After it was reported that a total of six horses died during the Calgary Stampede this year, the news caused widespread upset and condemnation across Canada, with many people calling on Stampede officials to cancel the controversial chuckwagon races. Pamela Anderson has become the latest person to criticize the chuckwagon racing, saying, “This cruelty and indifference do not represent the Canada I know and love.”
During the course of the 2019 Calgary Stampede, six horses were reported to have died, all after competing in the nightly ‘chuckwagon racing.’ The horses died from several causes, including a deadly collision, a running injury, a broken leg and other serious injuries, all that resulted in the animals being euthanized.
This was the highest number of horse deaths at the rodeo in over a decade, and it takes the total number of horses killed during the event to more than 70 since 1986. A number which Anderson described as ‘shameful.’
Pamela Anderson, who is Canadian-born, has taken the time to contact the Alberta Premier, Jason Kenney, to urge him to put an end to the rodeo event.
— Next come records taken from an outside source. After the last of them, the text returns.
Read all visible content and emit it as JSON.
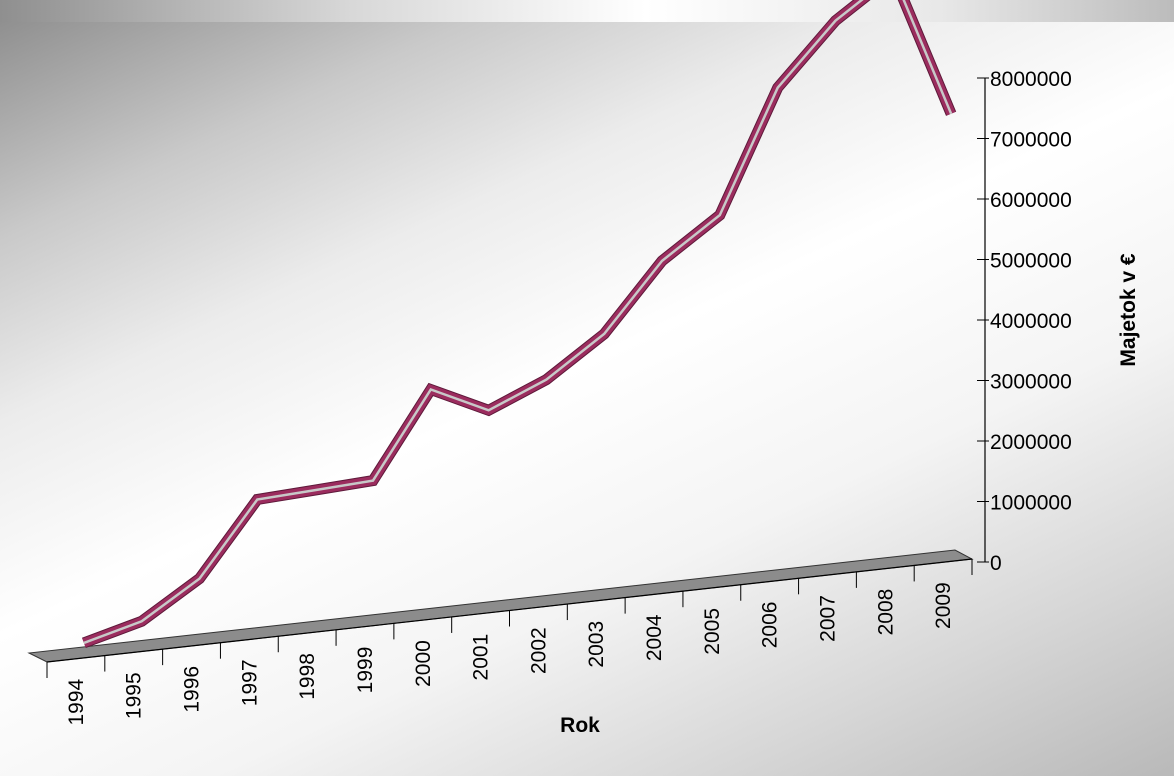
{
  "chart_data": {
    "type": "line",
    "title": "",
    "xlabel": "Rok",
    "ylabel": "Majetok v €",
    "categories": [
      "1994",
      "1995",
      "1996",
      "1997",
      "1998",
      "1999",
      "2000",
      "2001",
      "2002",
      "2003",
      "2004",
      "2005",
      "2006",
      "2007",
      "2008",
      "2009"
    ],
    "series": [
      {
        "values": [
          50000,
          300000,
          900000,
          2100000,
          2150000,
          2200000,
          3600000,
          3150000,
          3550000,
          4200000,
          5300000,
          5950000,
          7950000,
          8950000,
          9600000,
          7200000
        ]
      }
    ],
    "y_ticks": [
      "0",
      "1000000",
      "2000000",
      "3000000",
      "4000000",
      "5000000",
      "6000000",
      "7000000",
      "8000000"
    ],
    "ylim": [
      0,
      8000000
    ],
    "grid": false,
    "legend": "none",
    "line_color": "#9b2c5e",
    "line_highlight": "#c8c8c8",
    "floor_color": "#8c8c8c"
  }
}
In a letter to Kenney and his agriculture minister, Anderson wrote, “After recently moving back to my beautiful native Canada, my heart sank as I read about six horses who died in this year’s chuckwagon races at the Calgary Stampede. I urge you to direct the Stampede to ban these deadly races.”
The chuckwagon races are a regular nightly show that occurs during the Stampede. Attendees watch as horse-drawn wagons race around a dirt track, accompanied by outriders. Despite the organizers tightening safety rules in recent years, Anderson argues that their efforts were clearly inadequate.
“More than a dozen horses have died since then, because these races are inherently cruel and dangerous,” Anderson wrote. “This cruelty and indifference do not represent the Canada I know and love.”
Anderson is a recognized actress and self-proclaimed animal rights activist, as well as an honorary director with People for the Ethical Treatment of Animals (PETA). This is not the first time Anderson has made her voice heard in relation to the Stampede, as she has called on Alberta’s politicians in the past to make changes to the Calgary rodeo. In 2012, the Baywatch actress wrote a letter to then-Alberta-premier Alison Redford, urging her to convince the show’s organizers to “end these spectacles.”
In a statement at the time of the horse deaths, organizers said, “The Stampede’s commitment to the safety of animals and the conditions of their participation in our events is paramount to our values and brand integrity.”
This sentiment was mirrored by the Agriculture Department, who said they were confident the Stampede’s review of the latest horse deaths will address better safety measures to improve safety and animal care.
The Stampede has promised to review chuckwagon safety following the fatalities, but no suggestion has been made by officials yet regarding cancelling the event altogether.